Question Copyright recently signed on to an open letter to the International Association of Scientific, Technical and Medical Publishers (STM), calling on them to withdraw the counterproductive model licenses they have been promoting for use in publishing research articles. (STM has written a response, but unfortunately it does not seriously address the very real issues raised in the original letter.)
To understand the problem with STM’s model licenses, you need to understand the problem of “license proliferation”. License proliferation is the phenomenon of institutions coming up with their own slightly different — or sometimes significantly different — copyright licenses, each with its own idiosyncratic terminology and conditions. The problem with this is that if everyone distributes work under a custom license, no one can really re-use or redistribute anyone’s works in practice (even when redistribution is the licensor’s explicit goal), because it takes too much time to read and evaluate all those different licenses. Furthermore, such licenses are often not compatible with each other, which makes remixing difficult or impossible.
Creative Commons came along and basically solved this problem years ago. They offer a very small set of easily comprehensible, professionally drafted licenses, several of which are genuine Free Culture licenses and entirely suitable for scholarly publishing. STM should just recommend that research articles be published under those licenses. There is no need for this new set of model licenses — that just creates a problem for everyone.
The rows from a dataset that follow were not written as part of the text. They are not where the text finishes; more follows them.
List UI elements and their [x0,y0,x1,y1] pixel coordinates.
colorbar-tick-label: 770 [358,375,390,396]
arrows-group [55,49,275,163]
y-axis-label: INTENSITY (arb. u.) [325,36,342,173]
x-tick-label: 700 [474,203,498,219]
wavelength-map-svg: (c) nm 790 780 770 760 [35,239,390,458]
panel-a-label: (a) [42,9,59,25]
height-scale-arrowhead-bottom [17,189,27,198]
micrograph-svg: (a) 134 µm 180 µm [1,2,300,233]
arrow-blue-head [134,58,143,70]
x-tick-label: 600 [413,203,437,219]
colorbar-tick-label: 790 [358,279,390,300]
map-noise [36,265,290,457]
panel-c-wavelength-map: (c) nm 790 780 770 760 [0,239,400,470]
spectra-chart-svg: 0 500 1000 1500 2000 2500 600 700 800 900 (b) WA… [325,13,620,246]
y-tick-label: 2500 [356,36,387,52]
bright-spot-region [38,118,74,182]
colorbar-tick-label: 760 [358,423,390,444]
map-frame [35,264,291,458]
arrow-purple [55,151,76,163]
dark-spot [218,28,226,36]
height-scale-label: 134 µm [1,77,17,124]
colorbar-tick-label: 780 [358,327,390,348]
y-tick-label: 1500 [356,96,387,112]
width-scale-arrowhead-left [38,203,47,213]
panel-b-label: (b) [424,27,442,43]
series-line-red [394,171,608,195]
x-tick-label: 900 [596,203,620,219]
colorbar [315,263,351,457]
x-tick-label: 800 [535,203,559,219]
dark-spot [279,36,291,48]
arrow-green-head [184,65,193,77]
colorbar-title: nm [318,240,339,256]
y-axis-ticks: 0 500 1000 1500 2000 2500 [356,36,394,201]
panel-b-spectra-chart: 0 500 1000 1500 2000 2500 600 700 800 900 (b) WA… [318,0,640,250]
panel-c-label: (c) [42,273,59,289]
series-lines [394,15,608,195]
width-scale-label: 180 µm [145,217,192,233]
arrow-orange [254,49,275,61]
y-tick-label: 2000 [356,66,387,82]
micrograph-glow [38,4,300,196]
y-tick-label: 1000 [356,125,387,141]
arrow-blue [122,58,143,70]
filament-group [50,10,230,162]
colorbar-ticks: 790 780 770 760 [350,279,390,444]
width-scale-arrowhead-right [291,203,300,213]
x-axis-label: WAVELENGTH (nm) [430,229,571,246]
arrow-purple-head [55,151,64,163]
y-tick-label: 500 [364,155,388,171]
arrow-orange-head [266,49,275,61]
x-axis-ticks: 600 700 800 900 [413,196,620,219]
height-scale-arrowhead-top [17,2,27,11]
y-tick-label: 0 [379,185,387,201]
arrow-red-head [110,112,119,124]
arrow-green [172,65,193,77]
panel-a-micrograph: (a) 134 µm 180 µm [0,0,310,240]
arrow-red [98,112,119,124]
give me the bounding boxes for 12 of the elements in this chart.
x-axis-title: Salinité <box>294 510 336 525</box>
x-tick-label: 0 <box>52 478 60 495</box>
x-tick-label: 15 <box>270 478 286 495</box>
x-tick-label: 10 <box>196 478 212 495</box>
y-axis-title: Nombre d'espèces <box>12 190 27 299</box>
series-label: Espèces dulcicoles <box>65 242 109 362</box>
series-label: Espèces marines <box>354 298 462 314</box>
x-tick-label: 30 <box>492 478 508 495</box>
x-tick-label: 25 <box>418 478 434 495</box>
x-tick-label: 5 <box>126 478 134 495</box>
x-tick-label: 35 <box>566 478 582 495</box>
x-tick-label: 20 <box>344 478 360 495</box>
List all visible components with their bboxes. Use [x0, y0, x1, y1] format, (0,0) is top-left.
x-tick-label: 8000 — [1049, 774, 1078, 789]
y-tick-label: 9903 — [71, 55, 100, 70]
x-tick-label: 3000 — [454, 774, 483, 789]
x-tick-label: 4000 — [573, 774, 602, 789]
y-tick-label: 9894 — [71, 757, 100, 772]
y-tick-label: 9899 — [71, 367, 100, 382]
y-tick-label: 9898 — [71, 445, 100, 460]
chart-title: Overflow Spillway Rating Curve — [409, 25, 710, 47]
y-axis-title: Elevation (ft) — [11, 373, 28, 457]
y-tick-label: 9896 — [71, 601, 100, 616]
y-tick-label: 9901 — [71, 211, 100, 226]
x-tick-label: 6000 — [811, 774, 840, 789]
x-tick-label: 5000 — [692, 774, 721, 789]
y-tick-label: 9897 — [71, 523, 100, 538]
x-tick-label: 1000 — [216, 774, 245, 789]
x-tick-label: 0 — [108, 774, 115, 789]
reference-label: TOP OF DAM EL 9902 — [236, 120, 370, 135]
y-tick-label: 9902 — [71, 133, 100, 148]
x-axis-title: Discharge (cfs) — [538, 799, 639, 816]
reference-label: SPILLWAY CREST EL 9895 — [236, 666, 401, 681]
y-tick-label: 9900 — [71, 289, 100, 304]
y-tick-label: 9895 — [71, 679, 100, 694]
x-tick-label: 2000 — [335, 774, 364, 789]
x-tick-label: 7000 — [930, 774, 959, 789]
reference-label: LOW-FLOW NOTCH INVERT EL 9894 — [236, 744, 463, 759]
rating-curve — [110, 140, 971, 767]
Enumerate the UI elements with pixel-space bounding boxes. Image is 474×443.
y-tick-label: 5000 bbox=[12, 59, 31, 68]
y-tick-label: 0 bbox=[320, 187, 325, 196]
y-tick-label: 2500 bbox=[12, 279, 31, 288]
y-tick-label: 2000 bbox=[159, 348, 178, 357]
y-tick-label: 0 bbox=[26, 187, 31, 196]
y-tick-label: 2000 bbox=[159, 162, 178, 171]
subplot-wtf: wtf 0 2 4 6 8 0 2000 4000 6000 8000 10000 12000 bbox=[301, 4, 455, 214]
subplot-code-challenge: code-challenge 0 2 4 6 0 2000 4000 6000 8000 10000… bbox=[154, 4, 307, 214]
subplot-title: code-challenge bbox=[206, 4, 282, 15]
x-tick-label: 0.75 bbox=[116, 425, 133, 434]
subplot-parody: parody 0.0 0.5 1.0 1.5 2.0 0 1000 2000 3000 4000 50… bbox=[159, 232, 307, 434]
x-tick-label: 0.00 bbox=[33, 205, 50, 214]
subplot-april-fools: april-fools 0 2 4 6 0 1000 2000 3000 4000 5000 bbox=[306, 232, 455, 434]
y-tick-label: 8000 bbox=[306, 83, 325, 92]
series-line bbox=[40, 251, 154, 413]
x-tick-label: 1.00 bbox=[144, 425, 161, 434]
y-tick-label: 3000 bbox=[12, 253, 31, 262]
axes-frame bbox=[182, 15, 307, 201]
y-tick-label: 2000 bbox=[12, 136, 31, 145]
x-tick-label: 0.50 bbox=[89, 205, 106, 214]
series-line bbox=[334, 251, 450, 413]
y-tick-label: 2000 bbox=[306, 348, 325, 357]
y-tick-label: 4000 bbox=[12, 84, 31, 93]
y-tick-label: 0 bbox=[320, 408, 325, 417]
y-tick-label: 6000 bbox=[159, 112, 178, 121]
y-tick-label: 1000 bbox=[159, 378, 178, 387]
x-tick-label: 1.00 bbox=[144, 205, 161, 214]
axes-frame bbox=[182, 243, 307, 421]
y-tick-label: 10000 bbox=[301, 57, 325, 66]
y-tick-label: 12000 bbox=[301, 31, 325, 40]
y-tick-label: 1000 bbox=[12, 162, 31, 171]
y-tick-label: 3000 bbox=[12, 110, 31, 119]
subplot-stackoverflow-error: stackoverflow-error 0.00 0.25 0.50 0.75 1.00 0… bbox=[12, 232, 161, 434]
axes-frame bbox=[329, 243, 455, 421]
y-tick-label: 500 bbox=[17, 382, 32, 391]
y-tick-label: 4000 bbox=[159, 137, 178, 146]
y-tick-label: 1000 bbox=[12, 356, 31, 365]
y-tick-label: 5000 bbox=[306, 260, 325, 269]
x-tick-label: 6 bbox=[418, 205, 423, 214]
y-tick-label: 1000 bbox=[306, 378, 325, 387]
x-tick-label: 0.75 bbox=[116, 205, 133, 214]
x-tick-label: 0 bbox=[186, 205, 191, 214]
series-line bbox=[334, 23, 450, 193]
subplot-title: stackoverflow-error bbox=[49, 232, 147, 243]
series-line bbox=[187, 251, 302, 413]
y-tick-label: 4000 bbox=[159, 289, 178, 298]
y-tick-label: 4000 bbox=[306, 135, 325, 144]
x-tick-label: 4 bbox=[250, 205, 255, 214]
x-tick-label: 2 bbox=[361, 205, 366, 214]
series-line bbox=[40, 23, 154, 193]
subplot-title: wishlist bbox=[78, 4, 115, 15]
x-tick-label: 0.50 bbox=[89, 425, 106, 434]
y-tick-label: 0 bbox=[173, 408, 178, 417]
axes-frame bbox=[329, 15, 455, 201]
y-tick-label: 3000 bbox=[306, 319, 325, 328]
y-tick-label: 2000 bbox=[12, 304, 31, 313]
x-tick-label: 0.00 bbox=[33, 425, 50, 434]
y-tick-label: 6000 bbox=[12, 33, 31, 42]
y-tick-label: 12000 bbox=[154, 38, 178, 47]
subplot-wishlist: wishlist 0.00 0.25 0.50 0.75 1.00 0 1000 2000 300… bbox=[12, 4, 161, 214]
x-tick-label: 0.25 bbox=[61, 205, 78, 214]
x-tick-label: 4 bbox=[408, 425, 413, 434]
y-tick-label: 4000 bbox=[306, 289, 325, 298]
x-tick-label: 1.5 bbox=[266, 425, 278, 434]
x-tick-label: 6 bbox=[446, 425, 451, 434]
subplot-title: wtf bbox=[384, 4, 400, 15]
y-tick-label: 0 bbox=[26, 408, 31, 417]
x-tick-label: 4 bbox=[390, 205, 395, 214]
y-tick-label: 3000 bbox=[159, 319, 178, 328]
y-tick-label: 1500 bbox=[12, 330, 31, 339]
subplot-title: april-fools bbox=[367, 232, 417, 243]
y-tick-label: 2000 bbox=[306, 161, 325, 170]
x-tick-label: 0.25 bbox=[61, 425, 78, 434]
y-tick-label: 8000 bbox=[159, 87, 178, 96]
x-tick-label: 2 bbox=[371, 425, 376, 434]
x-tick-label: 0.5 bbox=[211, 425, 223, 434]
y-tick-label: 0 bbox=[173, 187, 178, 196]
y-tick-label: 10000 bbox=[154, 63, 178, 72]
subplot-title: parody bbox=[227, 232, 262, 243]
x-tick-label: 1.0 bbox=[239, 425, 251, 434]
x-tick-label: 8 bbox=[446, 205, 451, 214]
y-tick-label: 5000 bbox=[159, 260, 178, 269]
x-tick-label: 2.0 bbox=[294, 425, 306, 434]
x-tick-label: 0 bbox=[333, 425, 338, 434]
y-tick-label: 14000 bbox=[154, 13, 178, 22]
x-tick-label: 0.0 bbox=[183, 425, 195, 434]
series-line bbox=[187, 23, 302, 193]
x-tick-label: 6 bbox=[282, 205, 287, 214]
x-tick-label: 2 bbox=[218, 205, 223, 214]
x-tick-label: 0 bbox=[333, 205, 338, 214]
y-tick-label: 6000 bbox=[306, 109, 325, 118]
Creative Commons already solved this; STM should not help unsolve it.
The original letter (which has 77 signatories and counting) explains this very well:
The Association of Scientific, Technical and Medical Publishers has recently released a set of model licenses for research articles. In their current formulation, these licenses would limit the use, reuse and exploitation of research. They would make it difficult, confusing or impossible to combine these research outputs with other public resources and sources of knowledge to the benefit of both science and society. There are many issues with these licenses, but the most important is that they are not compatible with any of the globally used Creative Commons licenses. For this reason, we call on the STM Association to withdraw them and commit to working within the Creative Commons framework.
Think of the Creative Commons licenses as an immune response to the disease of current U.S. and international copyright laws. Those laws are maximally restrictive by default, and lead, as diseases often do, to very bad consequences. By using Creative Commons licenses, particularly the fully-freedom-compatible ones, you can ensure that you and your works are never part of the problem: you will not transmit the disease to others.
If the CC licenses are an immune response, then STM’s suggestion that different, special licenses are somehow necessary for scholarly publishing is an allergic response. Like many allergic responses, if it continues unchecked, it can grow to be as bad as the original disease.